Now, about those questions that are "almost working"? What is the problem with them in Code Review? The problem is both simple, and challenging.
A good code review prioritizes the worst-offending parts of the code, you tackle the biggest problems first. You show where the most significant parts of the code are, and you then work outwards.
When you have code in front of you, the most pressing issue is always: does it work?
If it does not work, then it is useless. The only reasonable course of action for a decent code review is to say: "Well, let's start with the most significant issues, and that is the basic functionality. Once we get it working right, we can tackle the other issues, like indentation, overly-nested loops, etc. Maybe we can fix them all at the same time."
If the code is not working as designed, and the code review does not fix that issue, then having pretty code that does the wrong thing, fast, and efficiently, is not an improvement.
In other words, the most critical issue is: does the code work as designed?
The answer is no. The code is Almost Working, and that means the most important output from a code review would be working code.... and, guess what?
That issue is squarely the primary scope for Stack Overlflow.
If the code does not work as designed, then the only logical place where the question is on topic, is Stack Overflow. That will solve the most pressing problem. That will help the asker the most. That is the first step.
"Almost Working" questions/code does not belong on Code Review, it belongs on Stack Overflow.
- they are specifically on-topic there
- they are the immediate problem, and the remaining code review can happen after
- it is impossible to measure what "almost working" means.
- it is safe: A question on SO can be answered by the people on Code Review just as easily
- if Code Review people want to debug code they could spend time on Stack Overflow. In fact, many people do spend time on both sites.
- Stack Overflow is populated with people who want to do this.

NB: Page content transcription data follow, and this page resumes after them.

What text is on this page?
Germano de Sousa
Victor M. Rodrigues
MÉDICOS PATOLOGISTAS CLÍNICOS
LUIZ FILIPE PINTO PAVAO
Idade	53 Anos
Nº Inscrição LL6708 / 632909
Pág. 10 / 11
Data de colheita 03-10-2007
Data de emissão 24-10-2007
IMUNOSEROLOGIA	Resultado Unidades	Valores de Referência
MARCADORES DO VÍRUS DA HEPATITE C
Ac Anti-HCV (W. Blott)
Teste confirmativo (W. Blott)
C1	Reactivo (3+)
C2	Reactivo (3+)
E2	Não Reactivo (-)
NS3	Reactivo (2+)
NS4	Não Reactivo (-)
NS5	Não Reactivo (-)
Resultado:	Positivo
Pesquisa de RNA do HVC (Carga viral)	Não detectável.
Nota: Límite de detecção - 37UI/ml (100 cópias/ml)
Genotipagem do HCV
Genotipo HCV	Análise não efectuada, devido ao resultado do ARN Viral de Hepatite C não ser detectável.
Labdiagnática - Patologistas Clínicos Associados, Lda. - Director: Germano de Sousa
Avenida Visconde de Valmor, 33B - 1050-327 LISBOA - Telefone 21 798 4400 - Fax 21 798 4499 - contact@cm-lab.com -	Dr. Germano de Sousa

This it the purpose of Stack Overflow, and they want these questions.
- just because people on Code Review often invest more time in answering questions, and just because we have brilliant people who are willing to share their time, and knowledge, it does not mean that we are the right people/place to do the menial work... ;-)
- This is not a "no, your code cannot be reviewed" situation.... it is "... your code cannot be reviewed yet!". The asker is welcome to bring their code back when it works.
Yes, I am snobbish. I feel that the caliber of help that people get (and give) on Code Review is exceptional. Code Review is not only for trivial code, but for big and juicy things as well. We are not a first-line support system. We are third line people...
Stack Overflow is struggling with the workload of fixing issues. The truth is that Code Review could add significant help for those people who are struggling to get their code to work. We have very knowledgeable people, and experts in their fields. But, by inviting people to bring their code here when it's not quite working, it will be doing both Code Review, and Stack Overflow a disservice.
If you want to help people to get their code working, then the right choice is to spend more time on Stack Overflow, and help them with their issues (both the meta problems in SO, and the problems that people ask for help with).
When those people have working code, remember to recommend that they post it here!